Issue (ii): Whether the assessment for 1944-45 was valid without service of a notice under Section 38(1).
Analysis: Section 38(1) (corresponding to Section 34(1) of the Central Act) is a condition precedent where no notice under Section 24(2) was served during the assessment year and no voluntary return was filed in that year; a general notice under Section 24(1) does not itself commence assessment proceedings against a particular person. The statutory scheme differentiates returns/ proceedings started by Section 24(1) and those commenced by personal notices under Section 24(2); the absence of the mandatory Section 38(1) notice cannot be cured merely by subsequently obtaining a return procured by an invalid Section 24(2) notice, and the jurisdictional requirement of Section 38(1) was not satisfied.
Conclusion: No. The assessment for the year 1944-45 was not valid without service of a notice under Section 38(1) of the Bengal Agricultural Income-tax Act, 1944.
Issue (iii): Whether the assessment was valid as a best judgment assessment.
Analysis: Best judgment assessment under Section 25(5) applies to failures to comply with notices under Section 24(2) (and related returns under Section 24(3)), but not to mere non-submission under Section 24(1); because the precondition of a valid Section 38(1) notice was absent and the return was procured by an invalid Section 24(2) notice, the question of a lawful best judgment assessment does not arise.
Conclusion: The question whether the assessment was valid as a best judgment assessment does not arise.
Final Conclusion: The assessment challenged was invalid for want of the mandatory notice under Section 38(1) and the return filed in response to the post-assessment-year Section 24(2) notice cannot validate the assessment; accordingly the assessee succeeds on the central jurisdictional point and the assessment must be set aside.

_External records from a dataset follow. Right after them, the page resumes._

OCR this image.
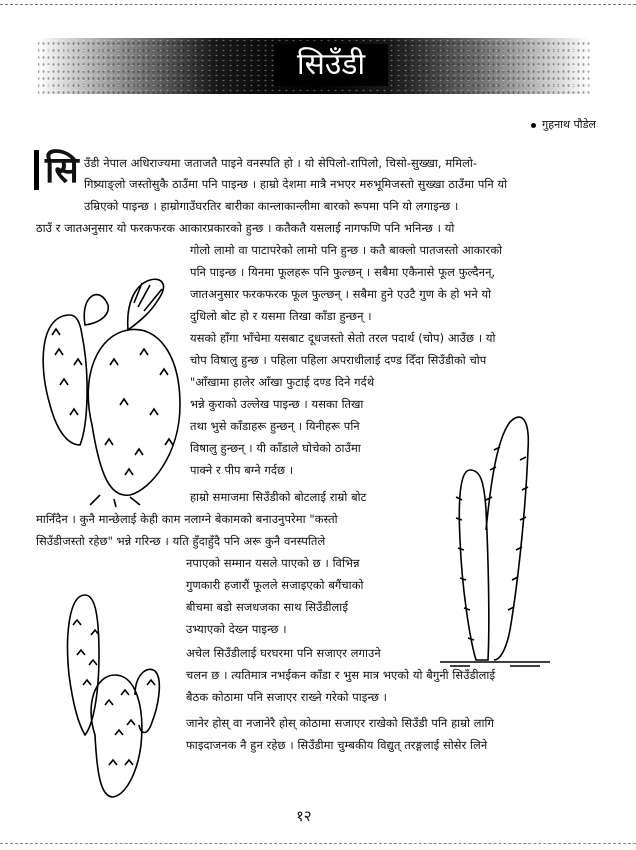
सिउँडी
गुहनाथ पौडेल
सि उँडी नेपाल अधिराज्यमा जताजतै पाइने वनस्पति हो । यो सेपिलो-रापिलो, चिसो-सुख्खा, ममिलो-
गिष्र्याङ्लो जस्तोसुकै ठाउँमा पनि पाइन्छ । हाम्रो देशमा मात्रै नभएर मरुभूमिजस्तो सुख्खा ठाउँमा पनि यो
उम्रिएको पाइन्छ । हाम्रोगाउँघरतिर बारीका कान्लाकान्लीमा बारको रूपमा पनि यो लगाइन्छ ।
ठाउँ र जातअनुसार यो फरकफरक आकारप्रकारको हुन्छ । कतैकतै यसलाई नागफणि पनि भनिन्छ । यो
गोलो लामो वा पाटापरेको लामो पनि हुन्छ । कतै बाक्लो पातजस्तो आकारको
पनि पाइन्छ । यिनमा फूलहरू पनि फुल्छन् । सबैमा एकैनासे फूल फुल्दैनन्,
जातअनुसार फरकफरक फूल फुल्छन् । सबैमा हुने एउटै गुण के हो भने यो
दुधिलो बोट हो र यसमा तिखा काँडा हुन्छन् ।
यसको हाँगा भाँचेमा यसबाट दूधजस्तो सेतो तरल पदार्थ (चोप) आउँछ । यो
चोप विषालु हुन्छ । पहिला पहिला अपराधीलाई दण्ड दिँदा सिउँडीको चोप
"आँखामा हालेर आँखा फुटाई दण्ड दिने गर्दथे
भन्ने कुराको उल्लेख पाइन्छ । यसका तिखा
तथा भुसे काँडाहरू हुन्छन् । यिनीहरू पनि
विषालु हुन्छन् । यी काँडाले घोचेको ठाउँमा
पाक्ने र पीप बग्ने गर्दछ ।
हाम्रो समाजमा सिउँडीको बोटलाई राम्रो बोट
मानिँदैन । कुनै मान्छेलाई केही काम नलाग्ने बेकामको बनाउनुपरेमा "कस्तो
सिउँडीजस्तो रहेछ" भन्ने गरिन्छ । यति हुँदाहुँदै पनि अरू कुनै वनस्पतिले
नपाएको सम्मान यसले पाएको छ । विभिन्न
गुणकारी हजारौं फूलले सजाइएको बगैंचाको
बीचमा बडो सजधजका साथ सिउँडीलाई
उभ्याएको देख्न पाइन्छ ।
अचेल सिउँडीलाई घरघरमा पनि सजाएर लगाउने
चलन छ । त्यतिमात्र नभईकन काँडा र भुस मात्र भएको यो बैगुनी सिउँडीलाई
बैठक कोठामा पनि सजाएर राख्ने गरेको पाइन्छ ।
जानेर होस् वा नजानेरै होस् कोठामा सजाएर राखेको सिउँडी पनि हाम्रो लागि
फाइदाजनक नै हुन रहेछ । सिउँडीमा चुम्बकीय विद्युत् तरङ्गलाई सोसेर लिने
१२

Ratio Decidendi: Where no personal notice under Section 24(2) is served within the assessment year and no voluntary return is filed in that year, proceedings to assess after the assessment year require compliance with the statutory condition precedent in Section 38(1); a return procured by a notice that should have been preceded by a Section 38(1) notice cannot cure the absence of that mandatory preliminary step.